The Hubble Space Telescope ventured into space 32 years ago in 1990 and has observed around 50,000 celestial bodies to date. During this time, the incredible telescope fundamentally changed our understanding of the universe.
Capturing “dancing” galaxies
Hubble has recently captured a glorious image of a galaxy cluster, named Hickson Compact Group 40 (HCG 40), engaging in a leisurely dance. This eclectic group includes three spiral-shaped galaxies, a lenticular (lens-like) galaxy, and an elliptical galaxy.
These five galaxies are packed particularly close together and would be able to fit in a region less than twice the length of the Milky Way’s stellar disk. What makes this group unusual is they are isolated in their own patch of the universe. This notable separation is still not fully understood, though astronomers theorize it is because of large amounts of dark matter between the galaxies.

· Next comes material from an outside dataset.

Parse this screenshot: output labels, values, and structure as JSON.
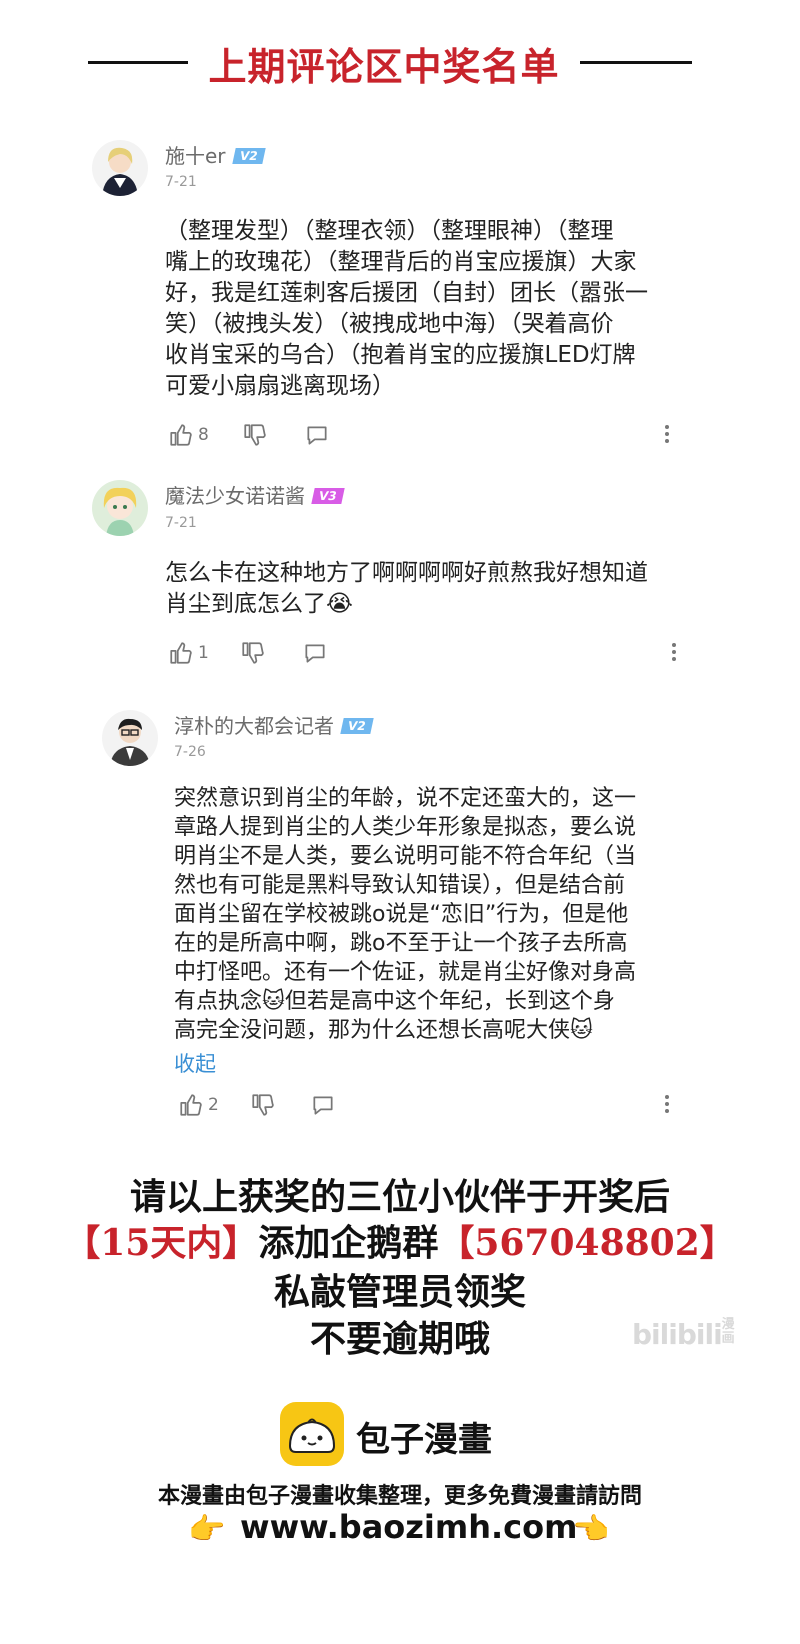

Colliding towards a giant galaxy
Around one billion years from now, these individual bodies will collide and merge into one giant elliptical galaxy. Therefore, this snapshot captures a very special moment in their lifetime, aligning perfectly with our small blip of human existence.

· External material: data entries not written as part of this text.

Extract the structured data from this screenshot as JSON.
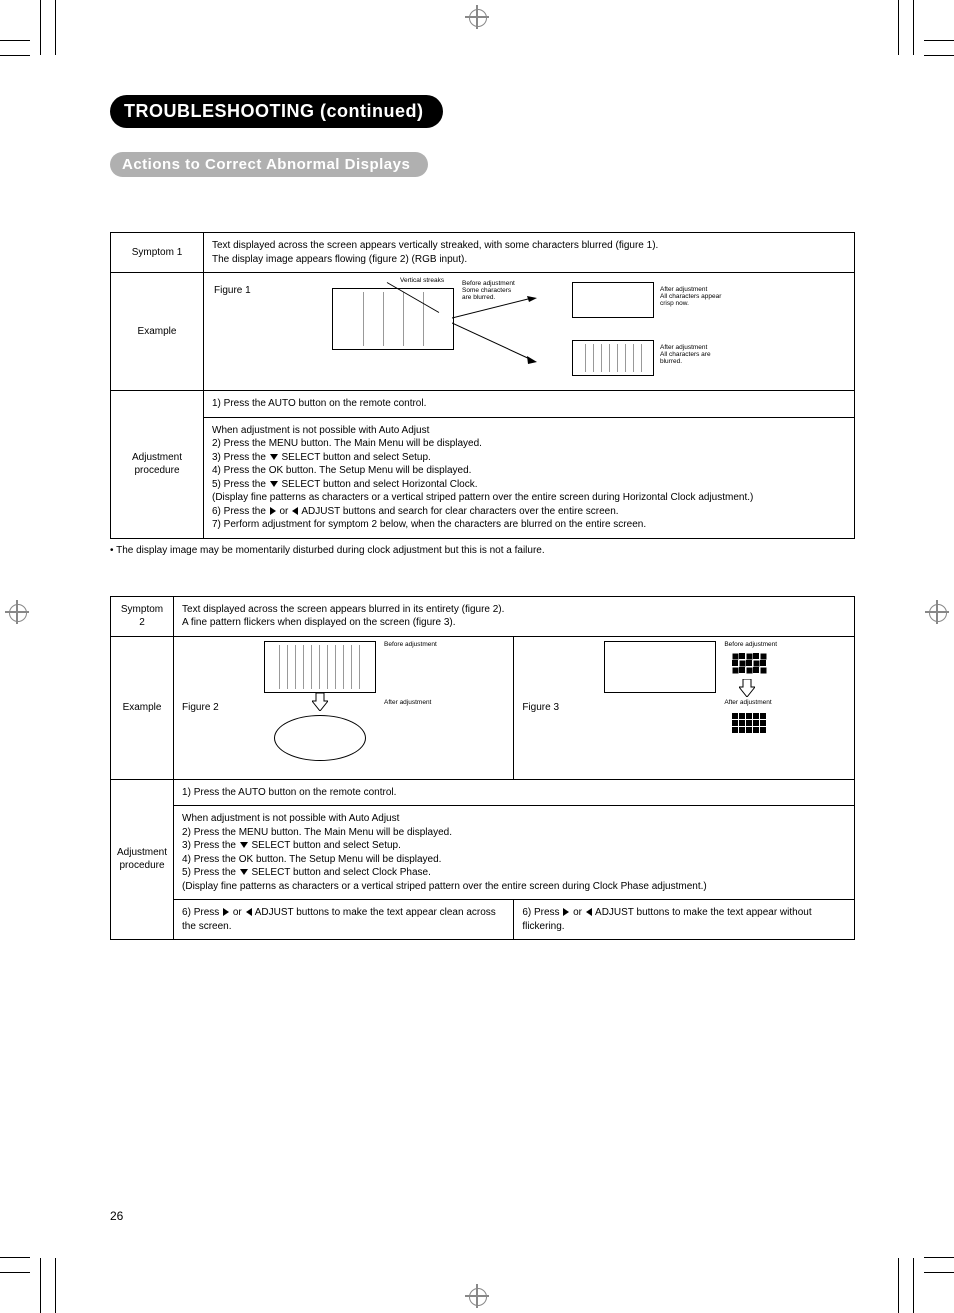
{
  "page_number": "26",
  "headings": {
    "main": "TROUBLESHOOTING (continued)",
    "sub": "Actions to Correct Abnormal Displays"
  },
  "icons": {
    "down": "▼",
    "right": "▶",
    "left": "◀"
  },
  "table1": {
    "row_symptom_label": "Symptom 1",
    "row_symptom_text_a": "Text displayed across the screen appears vertically streaked, with some characters blurred (figure 1).",
    "row_symptom_text_b": "The display image appears flowing (figure 2) (RGB input).",
    "row_example_label": "Example",
    "fig1_label": "Figure 1",
    "fig1_vertical_streaks": "Vertical streaks",
    "fig1_before": "Before adjustment\nSome characters\nare blurred.",
    "fig1_after_ok": "After adjustment\nAll characters appear\ncrisp now.",
    "fig1_after_bad": "After adjustment\nAll characters are\nblurred.",
    "row_adj_label": "Adjustment procedure",
    "adj_step1": "1) Press the AUTO button on the remote control.",
    "adj_intro": "When adjustment is not possible with Auto Adjust",
    "adj_step2": "2) Press the MENU button. The Main Menu will be displayed.",
    "adj_step3_a": "3) Press the ",
    "adj_step3_b": " SELECT button and select Setup.",
    "adj_step4": "4) Press the OK button. The Setup Menu will be displayed.",
    "adj_step5_a": "5) Press the ",
    "adj_step5_b": " SELECT button and select Horizontal Clock.",
    "adj_note": "(Display fine patterns as characters or a vertical striped pattern over the entire screen during Horizontal Clock adjustment.)",
    "adj_step6_a": "6) Press the ",
    "adj_step6_b": " or ",
    "adj_step6_c": " ADJUST buttons and search for clear characters over the entire screen.",
    "adj_step7": "7) Perform adjustment for symptom 2 below, when the characters are blurred on the entire screen."
  },
  "note1": "• The display image may be momentarily disturbed during clock adjustment but this is not a failure.",
  "table2": {
    "row_symptom_label": "Symptom 2",
    "row_symptom_text_a": "Text displayed across the screen appears blurred in its entirety (figure 2).",
    "row_symptom_text_b": "A fine pattern flickers when displayed on the screen (figure 3).",
    "row_example_label": "Example",
    "fig2_label": "Figure 2",
    "fig2_before": "Before adjustment",
    "fig2_after": "After adjustment",
    "fig3_label": "Figure 3",
    "fig3_before": "Before adjustment",
    "fig3_after": "After adjustment",
    "row_adj_label": "Adjustment procedure",
    "adj_step1": "1) Press the AUTO button on the remote control.",
    "adj_intro": "When adjustment is not possible with Auto Adjust",
    "adj_step2": "2) Press the MENU button. The Main Menu will be displayed.",
    "adj_step3_a": "3) Press the ",
    "adj_step3_b": " SELECT button and select Setup.",
    "adj_step4": "4) Press the OK button. The Setup Menu will be displayed.",
    "adj_step5_a": "5) Press the ",
    "adj_step5_b": " SELECT button and select Clock Phase.",
    "adj_note": "(Display fine patterns as characters or a vertical striped pattern over the entire screen during Clock Phase adjustment.)",
    "adj_step6L_a": "6) Press ",
    "adj_step6L_b": " or ",
    "adj_step6L_c": " ADJUST buttons to make the text appear clean across the screen.",
    "adj_step6R_a": "6) Press ",
    "adj_step6R_b": " or ",
    "adj_step6R_c": " ADJUST buttons to make the text appear without flickering."
  }
}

This time scale was able to be predicted using various pieces of equipment that recruit visible light, radio, X-ray, and infrared wavelengths. Through these, rates of star formation, gravitational interaction, and the presence of supermassive black holes can be estimated.
What can this image teach us?
In more than 100 compact galaxy groups scientists have spotted, HCG 40 is the most densely packed. It is predicted that close-knit formations such as this were common in the early universe and provided fuel for black holes.
Studying this rare example is key to understanding early galaxy formation, looking at when and where galaxies assemble, and what these beautiful formations are made of.
The James Webb Space Telescope is a shiny new kid on the block and will soon take the lead in investigating our mysterious universe. With Webb’s more updated pieces of equipment, Hubble’s work can be paired and updated to strengthen current theories.